Run Agents in Parallel
LangGraph supports fan-out patterns:
from langgraph.constants import Send
def route_to_agents(state):
"""Fan-out to multiple agents in parallel"""
return [
Send("fda_agent", state),
Send("eu_agent", state),
Send("image_agent", state),
]
Three agents that each take 10 seconds run in 10 seconds total, not 30.
What About Costs?
Token usage is the biggest cost driver. Here's what moves the needle:
- Data filtering - Only send relevant data to each agent (70-90% reduction)
- Response caching - Cache LLM responses for identical prompts
- Prompt caching - Claude supports caching system prompts, which significantly reduces costs for repeated operations
With these optimizations, we've seen meaningful reductions in per-workflow costs.
Monitoring
You'll want visibility into what's happening. Key metrics to track:
- Workflow success rate - Target 99%+
- Checkpoint write latency - Should be under 50ms
- Cache hit rate - Higher is better (80%+)
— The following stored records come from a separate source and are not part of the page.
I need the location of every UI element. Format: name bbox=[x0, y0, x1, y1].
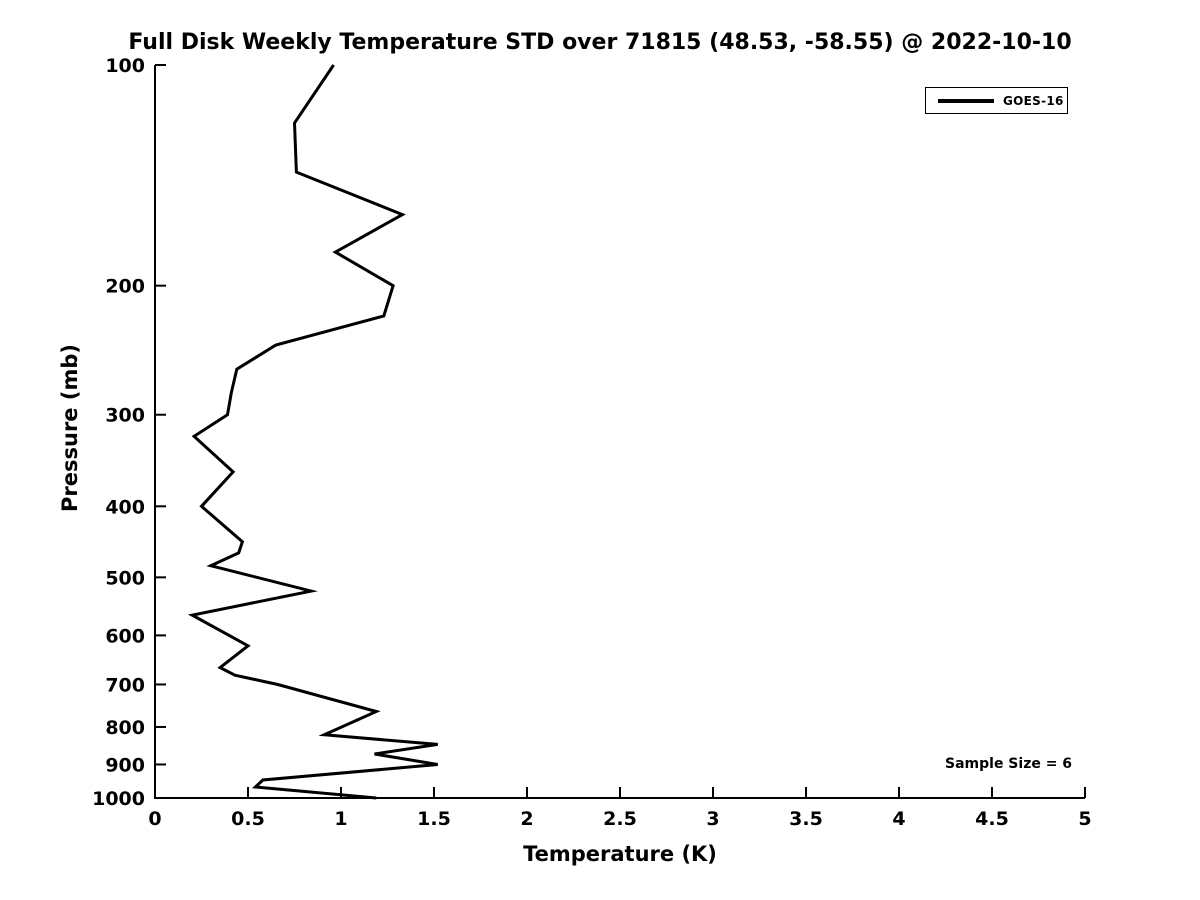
y-tick-label: 400 bbox=[105, 496, 145, 518]
x-tick-label: 4.5 bbox=[975, 808, 1009, 830]
y-tick-label: 100 bbox=[105, 55, 145, 77]
x-tick-label: 2 bbox=[520, 808, 533, 830]
x-tick-label: 1.5 bbox=[417, 808, 451, 830]
y-tick-label: 900 bbox=[105, 754, 145, 776]
x-tick-label: 1 bbox=[334, 808, 347, 830]
y-tick-label: 600 bbox=[105, 625, 145, 647]
y-tick-label: 800 bbox=[105, 717, 145, 739]
y-tick-label: 700 bbox=[105, 674, 145, 696]
x-axis-label: Temperature (K) bbox=[523, 842, 717, 866]
x-tick-label: 0 bbox=[148, 808, 161, 830]
y-tick-label: 300 bbox=[105, 405, 145, 427]
x-tick-label: 2.5 bbox=[603, 808, 637, 830]
x-tick-label: 3.5 bbox=[789, 808, 823, 830]
x-tick-label: 3 bbox=[706, 808, 719, 830]
x-tick-label: 4 bbox=[892, 808, 905, 830]
chart-title: Full Disk Weekly Temperature STD over 71… bbox=[128, 30, 1072, 55]
y-tick-label: 1000 bbox=[92, 788, 145, 810]
series-line-goes-16 bbox=[187, 64, 438, 800]
legend-label: GOES-16 bbox=[1003, 93, 1064, 108]
y-tick-label: 500 bbox=[105, 567, 145, 589]
x-tick-label: 0.5 bbox=[231, 808, 265, 830]
legend-line-swatch bbox=[938, 98, 994, 103]
y-tick-label: 200 bbox=[105, 276, 145, 298]
x-tick-label: 5 bbox=[1078, 808, 1091, 830]
y-axis-label: Pressure (mb) bbox=[58, 344, 82, 512]
legend: GOES-16 bbox=[925, 87, 1068, 114]
sample-size-annotation: Sample Size = 6 bbox=[945, 756, 1073, 772]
- LLM response time - Watch for degradation
- Token usage - Track per workflow and per agent
We use LangSmith for all our telemetry and debugging. It gives you full visibility into every LLM call, token usage, and workflow execution. The ability to replay and debug failed runs has been invaluable for identifying issues in production.
Looking Ahead
LangGraph is evolving quickly. The patterns I've described work today, but the framework is adding more built-in support for production concerns. The Redis checkpointer, for example, is relatively new.
What won't change is the fundamental architecture: stateless workers with shared state storage. That pattern scales, and it's how most distributed systems work.
If you're building AI workflows that need to survive the chaos of production, start with persistence. Everything else builds on that foundation.
This post covers patterns used in production at GoVisually for AI-powered compliance checking workflows. The specific implementation details may vary based on your requirements and infrastructure.